I couldn't wait. There'd be fish! Marine wildlife! The Redondo Canyon (an offshore fault I'd heard of since childhood)!
Problems started on the beach. The water is cold, so you have to wear a wetsuit. This makes you buoyant, so you have to strap on weights. Add fins and SCUBA gear and you're more encumbered than someone in a Mickey Mouse costume.
"Okay guys, " the teacher said, "Wade in until it's deep enough to swim. The go to the buoy"
I started in. The water was up to my knees when a wave slapped me sideways.
"Pull her out! Pull her out," the teacher screamed. His thug helper yanked me into deeper waters. The carcass of a shovel fish smacked my face.
Somehow, I made it to the buoy.
The water was cold, brown and cloudy. Maybe it was runoff from the storm drains. Or leftovers from the nearby sewage treatment plant. No fish, no invertebrates, not even sea weed. Just the chain of the buoy snaking down into darkness.
When the teacher and his helper got the rest of us weenies out to the buoy it was time to visit the ocean floor. Fifteen feet under it was darker, colder and cloudier. I kept drifting upside down. A white flounder zipped by. The teacher gestured towards a dark hazy area- apparently the Redondo Canyon.

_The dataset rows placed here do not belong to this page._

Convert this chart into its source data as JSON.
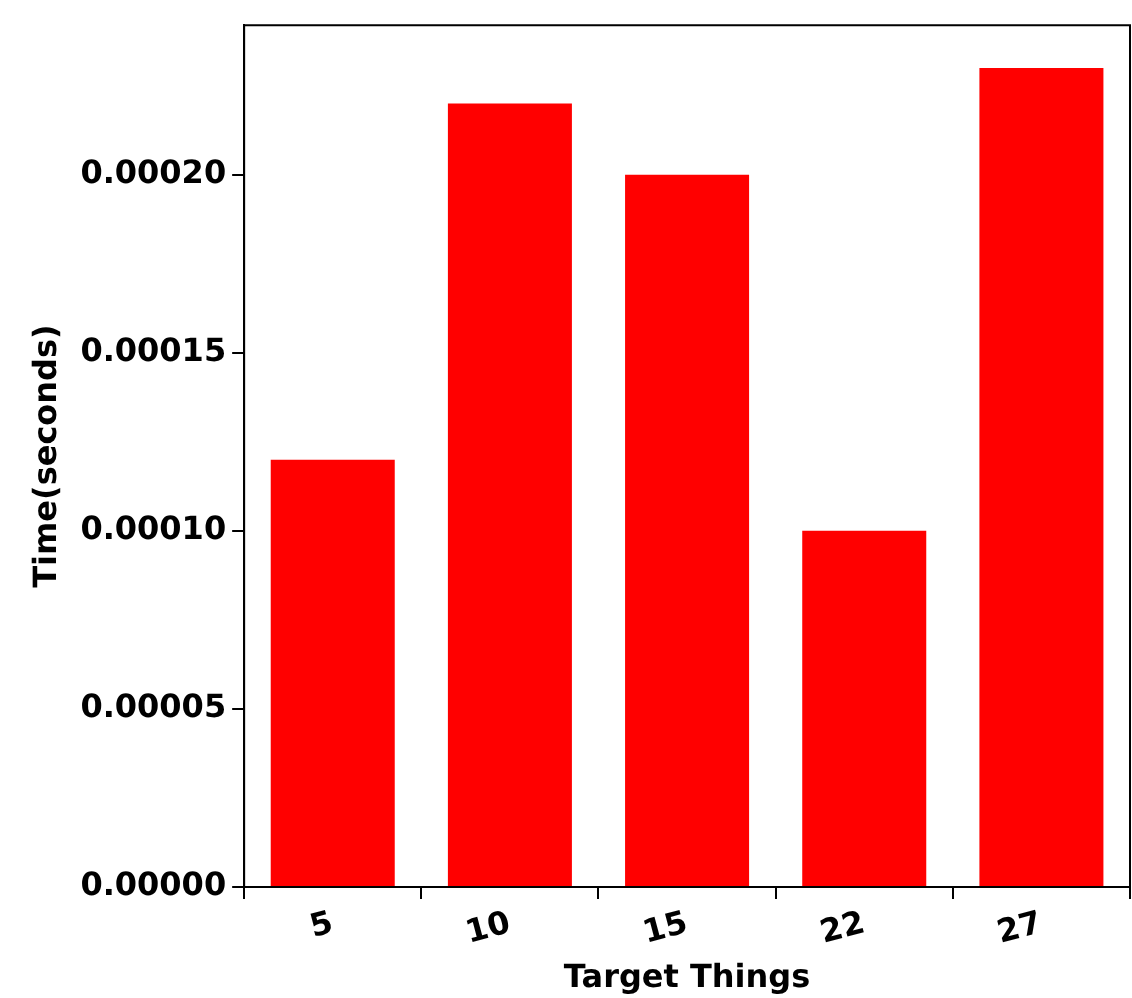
{
  "chart_data": {
    "type": "bar",
    "xlabel": "Target Things",
    "ylabel": "Time(seconds)",
    "categories": [
      "5",
      "10",
      "15",
      "22",
      "27"
    ],
    "values": [
      0.00012,
      0.00022,
      0.0002,
      0.0001,
      0.00023
    ],
    "color": "#ff0000",
    "ylim": [
      0,
      0.000242
    ],
    "yticks": [
      {
        "value": 0,
        "label": "0.00000"
      },
      {
        "value": 5e-05,
        "label": "0.00005"
      },
      {
        "value": 0.0001,
        "label": "0.00010"
      },
      {
        "value": 0.00015,
        "label": "0.00015"
      },
      {
        "value": 0.0002,
        "label": "0.00020"
      }
    ],
    "grid": false,
    "legend": false
  }
}
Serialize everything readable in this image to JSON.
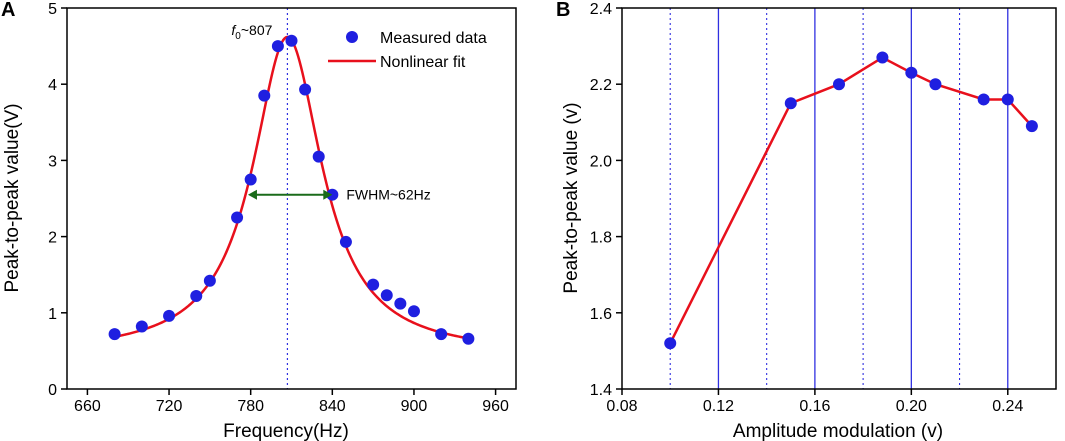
{
  "chart_data": [
    {
      "panel": "A",
      "type": "scatter",
      "xlabel": "Frequency(Hz)",
      "ylabel": "Peak-to-peak value(V)",
      "xlim": [
        645,
        975
      ],
      "ylim": [
        0,
        5
      ],
      "xticks": [
        660,
        720,
        780,
        840,
        900,
        960
      ],
      "yticks": [
        0,
        1,
        2,
        3,
        4,
        5
      ],
      "series": [
        {
          "name": "Measured data",
          "kind": "points",
          "color": "#1f1fe0",
          "x": [
            680,
            700,
            720,
            740,
            750,
            770,
            780,
            790,
            800,
            810,
            820,
            830,
            840,
            850,
            870,
            880,
            890,
            900,
            920,
            940
          ],
          "y": [
            0.72,
            0.82,
            0.96,
            1.22,
            1.42,
            2.25,
            2.75,
            3.85,
            4.5,
            4.57,
            3.93,
            3.05,
            2.55,
            1.93,
            1.37,
            1.23,
            1.12,
            1.02,
            0.72,
            0.66
          ]
        },
        {
          "name": "Nonlinear fit",
          "kind": "line",
          "color": "#e8101c",
          "model": "lorentzian",
          "baseline": 0.45,
          "amplitude": 4.17,
          "center": 807,
          "fwhm": 62,
          "x_range": [
            680,
            940
          ]
        }
      ],
      "annotations": {
        "f0_label": "~807",
        "f0_symbol": "f",
        "f0_subscript": "0",
        "f0_value": 807,
        "fwhm_label": "FWHM~62Hz",
        "fwhm_arrow_x": [
          778,
          840
        ],
        "fwhm_arrow_y": 2.55,
        "arrow_color": "#1a6b1a"
      }
    },
    {
      "panel": "B",
      "type": "line",
      "xlabel": "Amplitude modulation (v)",
      "ylabel": "Peak-to-peak value (v)",
      "xlim": [
        0.08,
        0.26
      ],
      "ylim": [
        1.4,
        2.4
      ],
      "xticks": [
        0.08,
        0.12,
        0.16,
        0.2,
        0.24
      ],
      "yticks": [
        1.4,
        1.6,
        1.8,
        2.0,
        2.2,
        2.4
      ],
      "xtick_labels": [
        "0.08",
        "0.12",
        "0.16",
        "0.20",
        "0.24"
      ],
      "ytick_labels": [
        "1.4",
        "1.6",
        "1.8",
        "2.0",
        "2.2",
        "2.4"
      ],
      "grid_solid_x": [
        0.12,
        0.16,
        0.2,
        0.24
      ],
      "grid_dotted_x": [
        0.1,
        0.14,
        0.18,
        0.22
      ],
      "grid_color": "#3030e0",
      "series": [
        {
          "name": "Peak-to-peak value",
          "line_color": "#e8101c",
          "marker_color": "#1f1fe0",
          "x": [
            0.1,
            0.15,
            0.17,
            0.188,
            0.2,
            0.21,
            0.23,
            0.24,
            0.25
          ],
          "y": [
            1.52,
            2.15,
            2.2,
            2.27,
            2.23,
            2.2,
            2.16,
            2.16,
            2.09
          ]
        }
      ]
    }
  ],
  "legend": {
    "measured_label": "Measured data",
    "fit_label": "Nonlinear fit"
  }
}
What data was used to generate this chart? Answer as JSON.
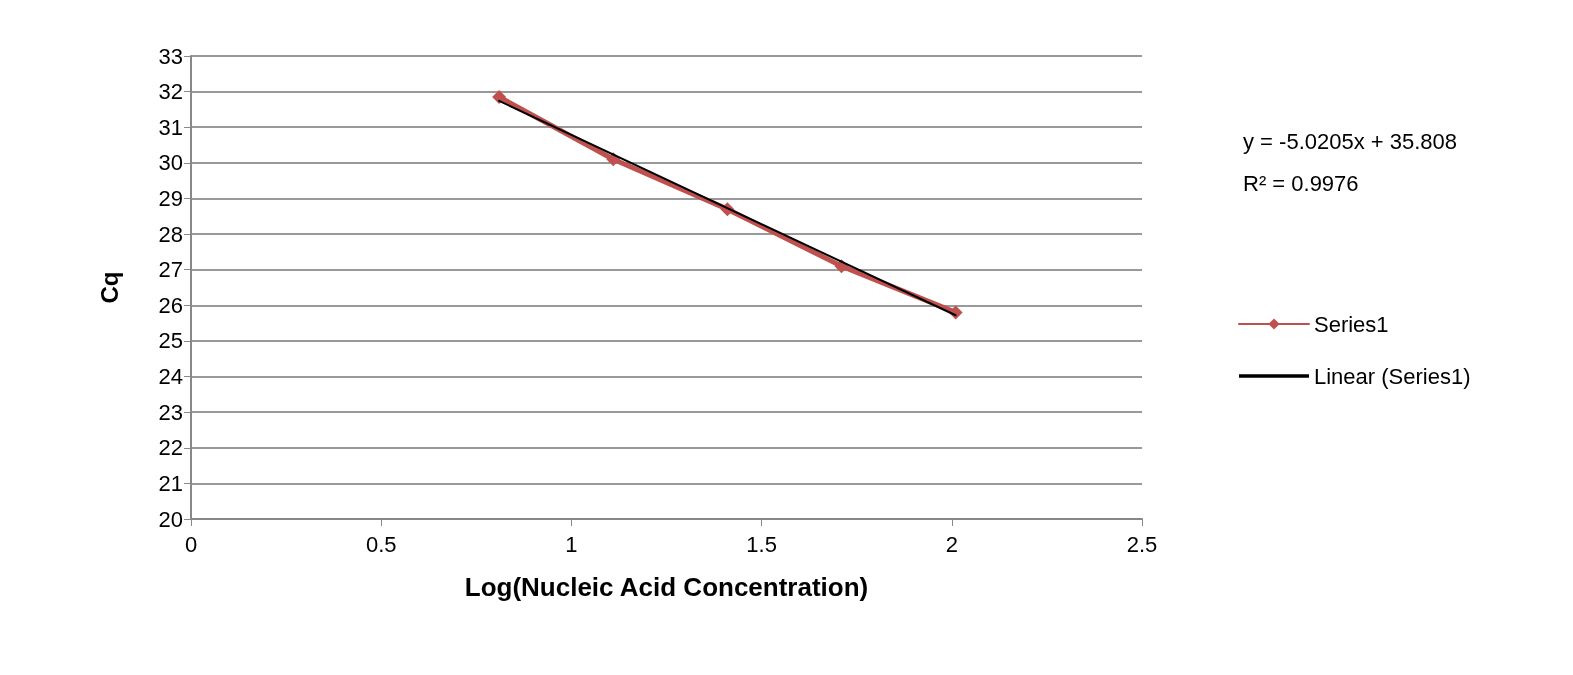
{
  "chart_data": {
    "type": "line",
    "xlabel": "Log(Nucleic Acid Concentration)",
    "ylabel": "Cq",
    "series": [
      {
        "name": "Series1",
        "color": "#c0504d",
        "x": [
          0.81,
          1.11,
          1.41,
          1.71,
          2.01
        ],
        "values": [
          31.85,
          30.1,
          28.7,
          27.1,
          25.8
        ]
      },
      {
        "name": "Linear (Series1)",
        "color": "#000000",
        "marker": "none",
        "x": [
          0.81,
          2.01
        ],
        "values": [
          31.74,
          25.72
        ]
      }
    ],
    "xlim": [
      0,
      2.5
    ],
    "xticks": [
      0,
      0.5,
      1,
      1.5,
      2,
      2.5
    ],
    "ylim": [
      20,
      33
    ],
    "yticks": [
      20,
      21,
      22,
      23,
      24,
      25,
      26,
      27,
      28,
      29,
      30,
      31,
      32,
      33
    ],
    "grid": "y",
    "legend": "right",
    "marker": "diamond",
    "line_style": "solid",
    "annotations": [
      "y = -5.0205x + 35.808",
      "R² = 0.9976"
    ]
  }
}
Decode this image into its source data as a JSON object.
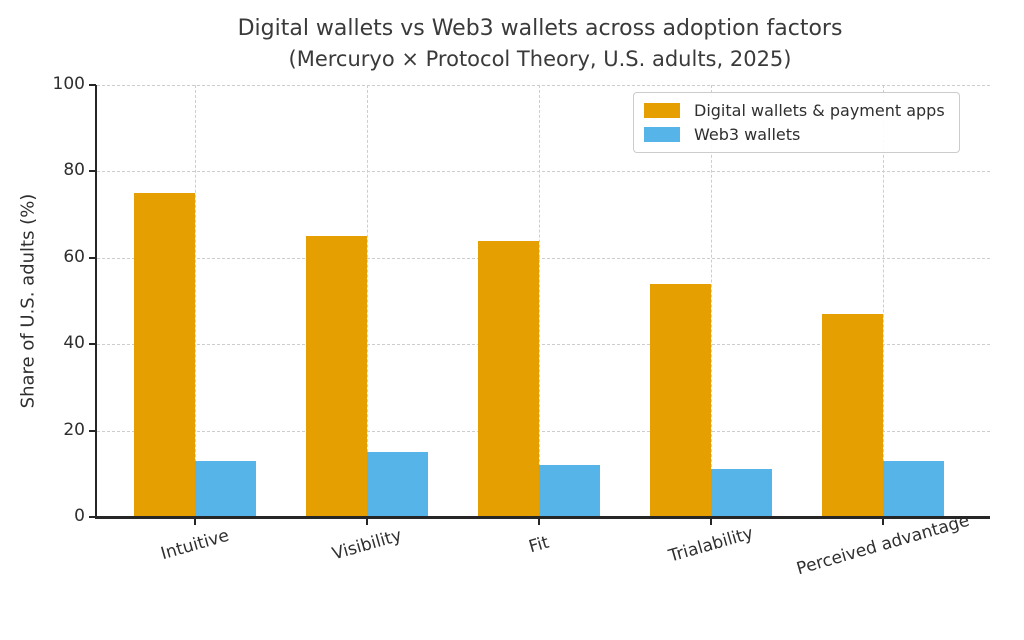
{
  "chart_data": {
    "type": "bar",
    "title": "Digital wallets vs Web3 wallets across adoption factors",
    "subtitle": "(Mercuryo × Protocol Theory, U.S. adults, 2025)",
    "xlabel": "",
    "ylabel": "Share of U.S. adults (%)",
    "categories": [
      "Intuitive",
      "Visibility",
      "Fit",
      "Trialability",
      "Perceived advantage"
    ],
    "series": [
      {
        "name": "Digital wallets & payment apps",
        "color": "#E69F00",
        "values": [
          75,
          65,
          64,
          54,
          47
        ]
      },
      {
        "name": "Web3 wallets",
        "color": "#56B4E9",
        "values": [
          13,
          15,
          12,
          11,
          13
        ]
      }
    ],
    "ylim": [
      0,
      100
    ],
    "yticks": [
      0,
      20,
      40,
      60,
      80,
      100
    ],
    "grid": "both-dashed",
    "legend_position": "upper right",
    "background": "#ffffff",
    "text_color": "#3a3a3a"
  }
}
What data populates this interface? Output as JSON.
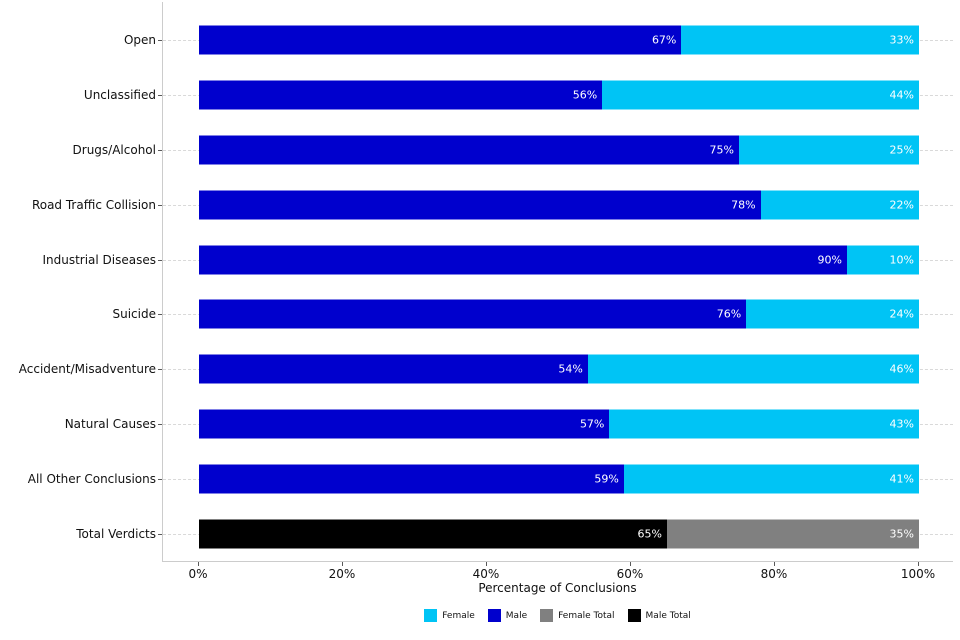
{
  "chart_data": {
    "type": "bar",
    "orientation": "horizontal",
    "stacked": true,
    "title": "",
    "xlabel": "Percentage of Conclusions",
    "ylabel": "",
    "xlim": [
      0,
      100
    ],
    "x_tick_labels": [
      "0%",
      "20%",
      "40%",
      "60%",
      "80%",
      "100%"
    ],
    "grid": "horizontal-dashed",
    "categories": [
      "Open",
      "Unclassified",
      "Drugs/Alcohol",
      "Road Traffic Collision",
      "Industrial Diseases",
      "Suicide",
      "Accident/Misadventure",
      "Natural Causes",
      "All Other Conclusions",
      "Total Verdicts"
    ],
    "series": [
      {
        "name": "Male",
        "color": "#0000CD",
        "values": [
          67,
          56,
          75,
          78,
          90,
          76,
          54,
          57,
          59,
          null
        ]
      },
      {
        "name": "Male Total",
        "color": "#000000",
        "values": [
          null,
          null,
          null,
          null,
          null,
          null,
          null,
          null,
          null,
          65
        ]
      },
      {
        "name": "Female",
        "color": "#00C4F5",
        "values": [
          33,
          44,
          25,
          22,
          10,
          24,
          46,
          43,
          41,
          null
        ]
      },
      {
        "name": "Female Total",
        "color": "#808080",
        "values": [
          null,
          null,
          null,
          null,
          null,
          null,
          null,
          null,
          null,
          35
        ]
      }
    ],
    "bar_label_format": "{value}%",
    "legend": {
      "position": "bottom-center",
      "entries": [
        {
          "label": "Female",
          "color": "#00C4F5"
        },
        {
          "label": "Male",
          "color": "#0000CD"
        },
        {
          "label": "Female Total",
          "color": "#808080"
        },
        {
          "label": "Male Total",
          "color": "#000000"
        }
      ]
    }
  }
}
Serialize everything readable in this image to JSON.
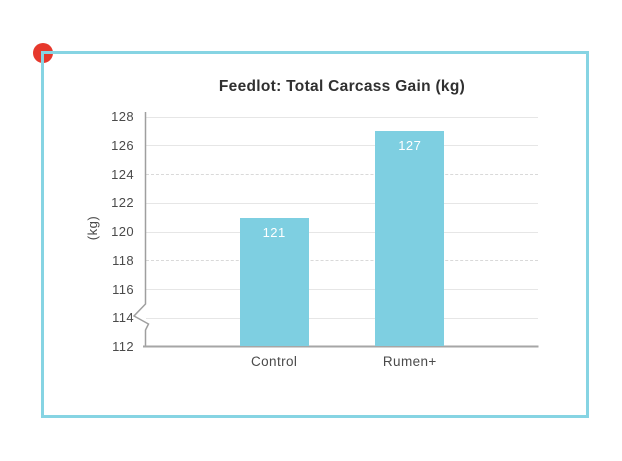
{
  "page": {
    "background_color": "#ffffff",
    "frame_color": "#86d4e3",
    "corner_dot_color": "#e6382c"
  },
  "chart_data": {
    "type": "bar",
    "title": "Feedlot: Total Carcass Gain (kg)",
    "ylabel": "(kg)",
    "xlabel": "",
    "categories": [
      "Control",
      "Rumen+"
    ],
    "values": [
      121,
      127
    ],
    "value_labels": [
      "121",
      "127"
    ],
    "bar_color": "#7ecfe1",
    "value_label_color": "#ffffff",
    "ylim": [
      112,
      128
    ],
    "yticks": [
      112,
      114,
      116,
      118,
      120,
      122,
      124,
      126,
      128
    ],
    "dashed_gridlines": [
      118,
      124
    ],
    "solid_gridlines": [
      114,
      116,
      120,
      122,
      126,
      128
    ],
    "axis_break": true,
    "grid": true,
    "legend_position": "none"
  }
}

We returned to the surface. Another girl forgot to inflate her buoyancy bladder, grabbed me and pulled me under. I strangled her hit the button to inflate it for her. A guy was throwing up loudly. (He'd warned us earlier that even floating in water made him seasick. Why he was paying for the opportunity to puke through a SCUBA regulator escapes me.)
The instructions for leaving the ocean sounded simple:
Swim to shore until it's shallow enough to stand, then walk out. If a wave knocks you over, crawl out.
I almost made it: two feet of water, one foot... Wham! A wave slammed me down. Time to crawl out...
...but the weights and equipment were too heavy. I couldn't lift myself!
"C'mon!" the teacher hollered from the shore. "Crawl out! ^&*(*()!! Crawl out! Crawl out!"
Every few seconds a new wave smashed over my head, than pulled back and sucked me deeper into the sand. I was terrified that I'd drown or be buried. The teacher seemed to be under the if-she-really-tried-she-could-get-herself-out fantasy.
Nonsense. I wanted out of there more than anything. I was trying desperately to push myself up. It wasn't working!
Disgusted with my "laziness," the teacher finally dragged me beyond the waves and, without the current, I was able to stand. It was only then that I discovered that, while I didn't have the strength to lift myself when weighed down, I was strong enough to have chewed the nubs off the mouth piece.